En movimiento: The Season of Critical Inflation

My latest En movimiento column for the Spanish monthly Caiman Cuadernos de Cine, written for their January 2014 issue.

An afterthought: Since one of my recent favorites is Blue is the Warmest Color, I’ve been struck by the curious double standard that’s been operating lately within the critical community whereby “harder” pornography of various kinds involving sex and/or violence (including Spring Breakers, The Act of Killing, 12 Years a Slave, and Claire Denis’ Bastards) are getting applauded by many of the same critics who skewer the “softer” pornography of Blue is the Warmest Color. – J.R.

gravity

Am I turning into a 70-year-old grouch?
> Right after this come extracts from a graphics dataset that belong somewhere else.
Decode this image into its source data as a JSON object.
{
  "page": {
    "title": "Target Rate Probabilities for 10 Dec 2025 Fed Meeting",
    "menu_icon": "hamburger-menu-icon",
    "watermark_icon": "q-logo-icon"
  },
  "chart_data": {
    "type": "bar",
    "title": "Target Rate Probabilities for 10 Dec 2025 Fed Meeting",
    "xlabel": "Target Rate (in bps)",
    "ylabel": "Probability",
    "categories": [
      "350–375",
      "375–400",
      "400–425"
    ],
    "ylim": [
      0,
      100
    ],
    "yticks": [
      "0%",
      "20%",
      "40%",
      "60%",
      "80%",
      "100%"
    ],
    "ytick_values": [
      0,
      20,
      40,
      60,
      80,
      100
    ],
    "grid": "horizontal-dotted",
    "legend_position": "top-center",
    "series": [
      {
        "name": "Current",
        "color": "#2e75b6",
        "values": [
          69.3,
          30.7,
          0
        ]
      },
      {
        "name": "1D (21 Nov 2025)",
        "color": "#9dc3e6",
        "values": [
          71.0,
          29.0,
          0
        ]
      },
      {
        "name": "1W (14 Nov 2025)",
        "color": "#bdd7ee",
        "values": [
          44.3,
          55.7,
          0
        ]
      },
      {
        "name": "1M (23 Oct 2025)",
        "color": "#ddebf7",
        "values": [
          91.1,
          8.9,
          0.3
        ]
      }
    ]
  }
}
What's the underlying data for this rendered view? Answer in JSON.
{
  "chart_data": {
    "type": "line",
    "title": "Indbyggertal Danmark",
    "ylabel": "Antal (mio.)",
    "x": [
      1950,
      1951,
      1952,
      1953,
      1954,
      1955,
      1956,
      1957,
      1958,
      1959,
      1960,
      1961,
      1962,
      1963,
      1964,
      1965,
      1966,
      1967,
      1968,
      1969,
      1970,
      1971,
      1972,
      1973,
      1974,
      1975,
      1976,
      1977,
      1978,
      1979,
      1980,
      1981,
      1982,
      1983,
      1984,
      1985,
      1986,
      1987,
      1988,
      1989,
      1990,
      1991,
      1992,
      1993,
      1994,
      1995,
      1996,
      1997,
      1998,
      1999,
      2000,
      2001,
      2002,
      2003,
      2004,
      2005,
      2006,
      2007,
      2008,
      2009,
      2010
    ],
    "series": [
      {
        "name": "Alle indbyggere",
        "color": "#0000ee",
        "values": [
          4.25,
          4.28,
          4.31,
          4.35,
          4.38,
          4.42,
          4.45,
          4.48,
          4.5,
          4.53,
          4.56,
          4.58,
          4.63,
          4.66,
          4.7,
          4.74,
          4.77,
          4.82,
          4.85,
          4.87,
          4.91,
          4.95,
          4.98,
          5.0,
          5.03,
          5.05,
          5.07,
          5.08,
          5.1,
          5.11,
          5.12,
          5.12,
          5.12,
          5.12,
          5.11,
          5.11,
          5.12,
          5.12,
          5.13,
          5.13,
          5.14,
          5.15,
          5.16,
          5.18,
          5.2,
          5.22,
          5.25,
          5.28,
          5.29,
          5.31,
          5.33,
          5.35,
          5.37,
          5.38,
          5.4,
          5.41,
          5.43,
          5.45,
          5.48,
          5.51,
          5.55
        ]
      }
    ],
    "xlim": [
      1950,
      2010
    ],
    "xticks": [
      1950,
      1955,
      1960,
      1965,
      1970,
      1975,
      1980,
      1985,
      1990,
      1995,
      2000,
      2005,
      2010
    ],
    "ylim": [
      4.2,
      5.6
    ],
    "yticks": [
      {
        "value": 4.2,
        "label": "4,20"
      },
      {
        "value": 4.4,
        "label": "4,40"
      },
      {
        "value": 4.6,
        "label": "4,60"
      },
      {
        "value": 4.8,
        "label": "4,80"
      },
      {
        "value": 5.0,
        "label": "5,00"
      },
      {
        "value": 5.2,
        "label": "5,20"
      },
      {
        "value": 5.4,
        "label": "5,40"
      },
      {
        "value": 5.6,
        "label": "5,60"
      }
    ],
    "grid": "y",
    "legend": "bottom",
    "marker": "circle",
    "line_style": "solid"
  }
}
Writing during the last weeks of 2013 — specifically a period of receiving screeners in the mail and rushing off to various catch-up screenings, a time when most of the ten-best lists are being compiled — I repeatedly have the sensation that many of my most sophisticated colleagues are inflating the value of several recent releases. And my problem isn’t coming up with ten films that I support but trying to figure out why so many of the high-profile favorites of others seem so overrated to me. All of these films have their virtues, but I still doubt that they can survive many of the exaggerated claims being made on their behalf.

Such as:

Gravity, hailed by Scott Foundas, J. Hoberman, and Kristin Thompson as a rare and groundbreaking fusion of Hollywood and experimental filmmaking, and not merely an extremely well-tooled amusement-park ride, is now being touted as a natural descendent of both Michael Snow’s La région centrale as well as 2001: A Space Odyssey, as if its metaphysical and philosophical dimensions were somehow comparable.   BLUE-JASMINE

Blue Jasmine, described by many reviewers and bloggers as some sort of artistic pinnacle, overlooking and/or implicitly ratifying Woody Allen’s customary caricatural scorn for his working-class origins, viewed here without particular insights and with none of the sexual ambivalences of his principal source, Tennessee Williams’ A Streetcar Named Desire, that made the class issues far more charged, juicy, and interesting. 12 Years a Slave –- an arthouse exploitation gift to masochistic guilty liberals hungry for history lessons, some of whom consider any treatment of American slavery by a black filmmaker to be an unprecedented event, thus overlooking Charles Burnett’s far superior Nightjohn.  Inside Llewyn Davis, a quieter and softer-than-usual serving by the Coen brothers of their usual petty torments doled out to their usual born losers, has been heralded by many as a pitch-perfect rendering of the American folk music scene of the early 1960s. But having actually attended the Gaslight Café in Greenwich Village in 1961, the setting of this film’s opening scene, I can attest that even if some of the regulars there occasionally said “fuck,” they didn’t use the word in almost every sentence, as many do today, including the alleged “period” characters in this movie.